CMT is a spectrum of disorders caused by different mutations in genes that are normally expressed in Schwann cells which are the myelinating cells of the peripheral nervous system. Affected genes normally code for proteins involved in the normal structure and function of myelin and axons of peripheral nerves. There are multiple genes involved and most of them code for proteins involved in the structure and function of axons of peripheral nerves. The defect can lead to a demyelinating neuropathy and/or to axonal dysfunction. Therefore, in patients presenting with chronic motor and sensory polyneuropathy, CMT should be part of the differential diagnosis.
CMT disease is characterized by distal sensorimotor polyneuropathy that is usually symmetric. Early in the disease patients complain of frequent ankle sprains and difficulty running due to distal muscle weakness.

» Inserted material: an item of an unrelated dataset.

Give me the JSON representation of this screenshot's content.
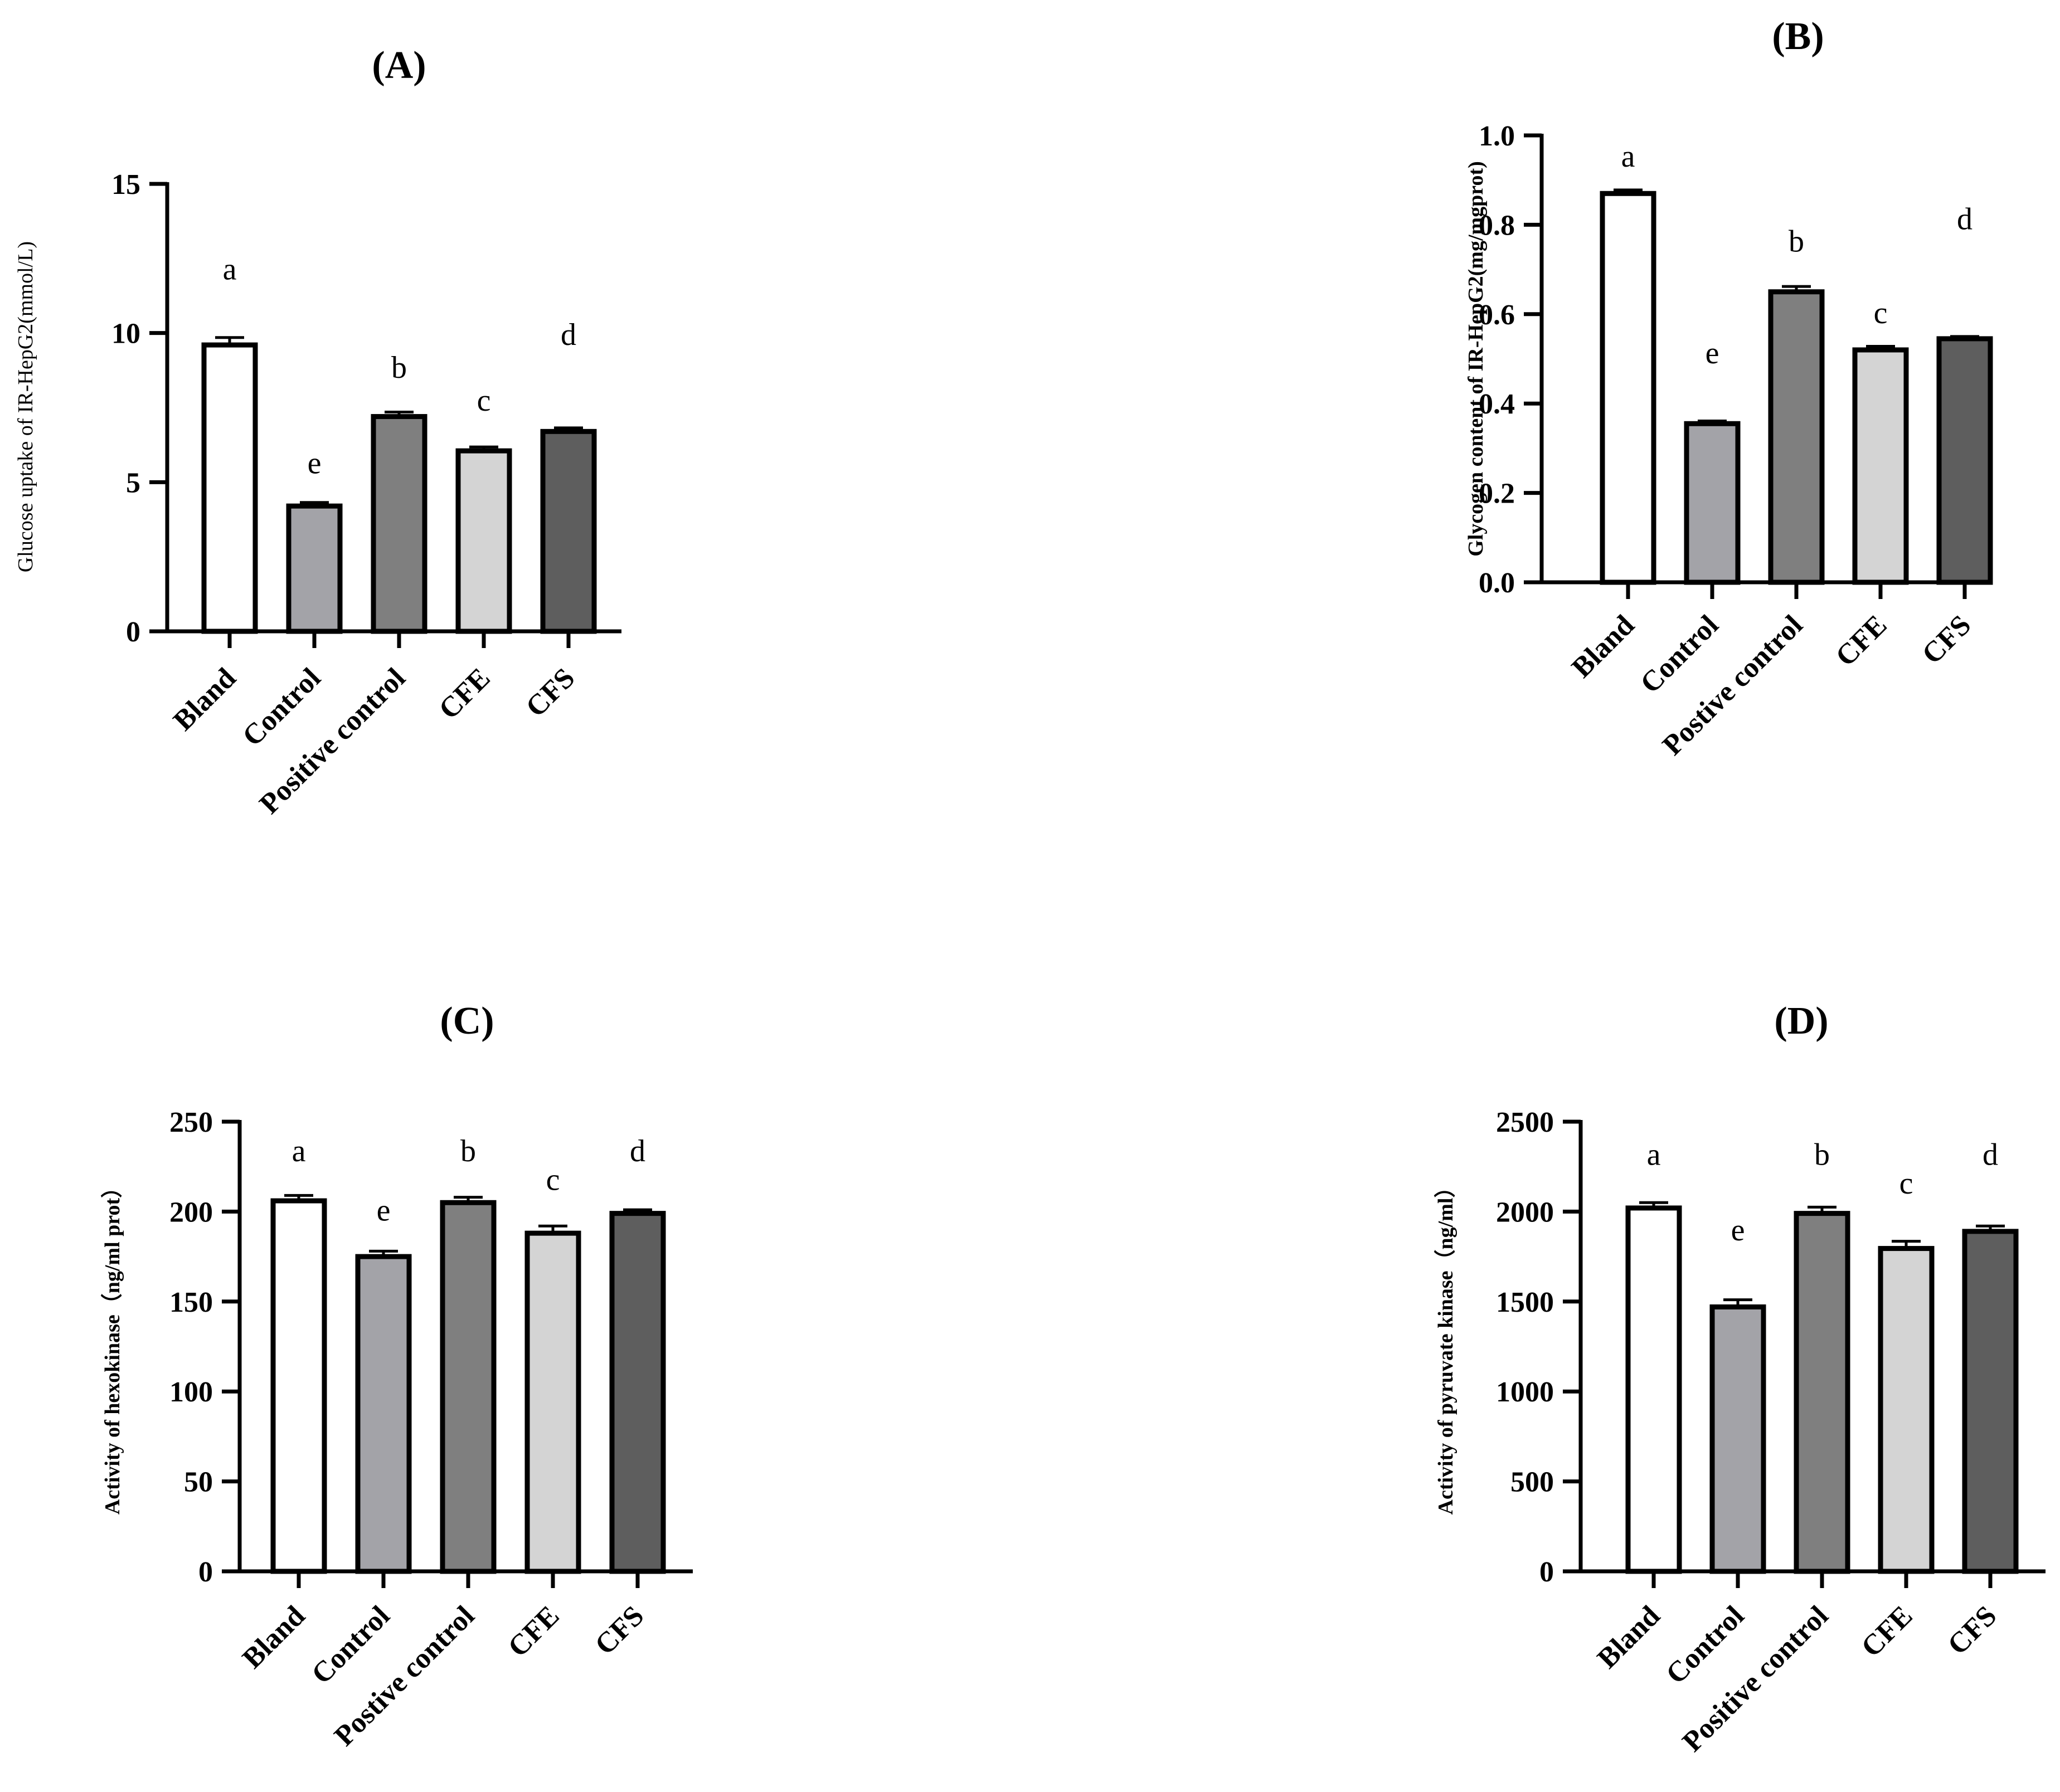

As the disease progresses patients develop distal muscle weakness and atrophy. Sensory symptoms can also be present but are less prominent in comparison to motor symptoms. In general, if a patient presents with chronic motor symptoms and sensory polyneuropathy, CMT should be considered as part of the differential diagnosis. In the most common type of CMT, the symptoms present between the first and second decades of life.
The most common initial clinical presentation is distal weakness and atrophy and a classical clinical finding is foot drop. In CMT1A, which is the most common form, the motor symptoms predominate and most patients present with clumsy walking although ambulation is usually preserved.
As the disease progresses distal calf muscle atrophy can occur and due to its appearance it is known as “stork leg deformity”. By this stage, patients have difficulty walking resulting in clumsy gait due to muscle weakness and sensory loss.
Another clinical finding in patients with advanced Charcot Marie Tooth disease is scoliosis. Scoliosis is a deformity of the spine that is characterized by lateral deflection and rotation of the spine.
As the disease progresses some patients present with foot deformities including hammertoes and pes cavus. Hammertoes is a deformity consisting of the progressive proximal interphalangeal joint flexion deformity and compensatory hyperextension of the metatarsophalangeal and distal interphalangeal joints giving the characteristic hammertoe aspect.
Pes cavus is a foot deformity consisting of the abnormally high plantar longitudinal arch. Pes cavus is a key presenting feature of CMT and if a patient has pes cavus in addition to motor symptoms and sensory neuropathy, CMT should be considered. If other features of CMT are found such as slowly progressive motor symptoms, hammertoes, and lack of positive sensory symptoms despite clear sensory involvement, the patient should be evaluated further for CMT.
If nerve biopsy is performed, findings include demyelination affecting primarily large nerve fibers and onion bulbs. Onion bulbs correspond to repeated demyelination and de consequent remyelination which forms concentric arrays giving the characteristic onion peel appearance.
Patients being evaluated for neuropathy with slow progression of symptoms, foot deformities, sensory deficits, distal muscle atrophy, and a clear family history, should be further evaluated to rule out inherited causes of neuropathy. Electrodiagnostic studies are the next step and in most cases it is performed prior to genetic testing. Nerve conduction studies show decreased impulse conduction velocity in CMT disease. Needle electromyography is useful to confirm the presence of axonal neuropathy. If the clinical findings are suggestive and there is a family member with a known CMT mutation, then genetic testing can be performed immediately.